Smart Growth America released its latest Dangerous by Design report, which highlighted a 45 percent increase in the number of pedestrians struck and killed by drivers over the past decade (Smart Cities Dive). The data is something of a paradox — even as traffic declined in the pandemic, speeds rose, so more people actually died in crashes — emphasizing the need for better street design (Curbed). Yet the list of the most dangerous states is depressingly familiar, with the same 10 states ranked at the top as last year (Streetsblog USA).
It’s not a climate bill per se, but the American Rescue Plan will take cars off the road by bolstering transit, help cities and states climate-proof their infrastructure and, more broadly, shows Democrats are willing to tackle the issue. (The Atlantic)
Bikes are in high demand, but manufacturers are too wary of the boom-bust cycle to build more factories (Bicycle Retailer). If you can find one, the Washington Post has a guide on what to look for in an e-bike.
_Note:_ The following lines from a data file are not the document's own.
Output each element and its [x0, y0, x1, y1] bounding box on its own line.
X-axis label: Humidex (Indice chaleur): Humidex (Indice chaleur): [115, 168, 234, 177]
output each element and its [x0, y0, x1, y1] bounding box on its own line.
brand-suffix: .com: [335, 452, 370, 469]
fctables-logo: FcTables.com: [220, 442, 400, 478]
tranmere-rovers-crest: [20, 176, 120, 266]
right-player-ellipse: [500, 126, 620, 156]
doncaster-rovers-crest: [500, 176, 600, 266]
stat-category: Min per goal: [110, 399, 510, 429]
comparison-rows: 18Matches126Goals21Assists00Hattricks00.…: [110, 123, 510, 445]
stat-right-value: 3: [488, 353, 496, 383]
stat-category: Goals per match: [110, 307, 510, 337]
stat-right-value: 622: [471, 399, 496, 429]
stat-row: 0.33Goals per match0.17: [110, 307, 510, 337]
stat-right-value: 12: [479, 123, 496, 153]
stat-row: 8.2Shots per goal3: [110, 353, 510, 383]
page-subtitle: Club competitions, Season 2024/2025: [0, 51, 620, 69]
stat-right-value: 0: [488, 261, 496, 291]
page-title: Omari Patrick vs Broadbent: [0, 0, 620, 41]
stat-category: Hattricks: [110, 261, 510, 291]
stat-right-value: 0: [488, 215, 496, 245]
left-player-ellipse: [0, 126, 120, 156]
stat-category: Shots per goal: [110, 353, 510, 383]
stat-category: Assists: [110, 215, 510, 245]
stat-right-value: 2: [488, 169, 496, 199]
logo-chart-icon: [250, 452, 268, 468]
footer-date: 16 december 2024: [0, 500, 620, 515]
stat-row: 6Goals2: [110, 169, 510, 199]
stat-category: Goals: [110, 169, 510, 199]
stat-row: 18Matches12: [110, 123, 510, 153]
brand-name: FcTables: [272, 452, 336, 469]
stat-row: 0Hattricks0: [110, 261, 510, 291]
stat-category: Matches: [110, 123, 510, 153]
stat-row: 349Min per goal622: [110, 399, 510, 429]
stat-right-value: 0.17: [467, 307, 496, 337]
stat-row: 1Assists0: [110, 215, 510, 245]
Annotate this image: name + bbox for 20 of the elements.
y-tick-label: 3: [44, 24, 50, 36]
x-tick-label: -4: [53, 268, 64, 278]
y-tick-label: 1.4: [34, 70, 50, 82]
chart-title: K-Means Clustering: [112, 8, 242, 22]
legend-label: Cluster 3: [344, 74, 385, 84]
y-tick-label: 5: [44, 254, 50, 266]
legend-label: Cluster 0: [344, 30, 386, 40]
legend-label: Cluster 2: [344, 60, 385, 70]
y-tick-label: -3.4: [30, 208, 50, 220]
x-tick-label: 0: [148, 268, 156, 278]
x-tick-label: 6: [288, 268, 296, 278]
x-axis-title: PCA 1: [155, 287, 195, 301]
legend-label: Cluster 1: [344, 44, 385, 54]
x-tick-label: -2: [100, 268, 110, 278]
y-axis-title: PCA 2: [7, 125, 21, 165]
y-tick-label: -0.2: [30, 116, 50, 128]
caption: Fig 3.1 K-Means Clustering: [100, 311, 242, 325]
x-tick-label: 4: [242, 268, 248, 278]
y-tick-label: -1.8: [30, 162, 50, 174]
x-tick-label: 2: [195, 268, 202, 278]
A New York City man who is a legal U.S. resident spent 15 months in detention and was nearly deported after being arrested for jaywalking (NY Times). About 90 percent of jaywalking tickets were issued to Black and Latinx pedestrians in 2019 (Streetsblog).
White nationalists like one in Charlottesville have been using cars as weapons to disrupt and even kill left-wing protesters, and now the Oklahoma House wants to grant them immunity. (Oklahoman)
Congressional Republicans are trying to turn an Orange County, California, streetcar into a national controversy. (Register)
The mayor of Covington, Kentucky, says a new bridge across the Ohio River to Cincinnati would “eviscerate” the city. (Enquirer)
Better transit is one of the top infrastructure needs in San Antonio, according to a new report. (KSAT)
Green New Deal? Infrastructure plus-plus? Bloomberg collected nine new names for President Biden’s “Build Back Better” plan.
This week we’re joined by Bob Searns to talk about his new book and grand ideas for walking trails that circle whole regions and more local routes that make up a new mode of green infrastructure in cities.
“No one alive today is necessarily responsible for the origins of the [transportation] inequities that we inherited. But everybody who was alive today and in a position of responsibility, is accountable for what we do about it. That's why we're here.”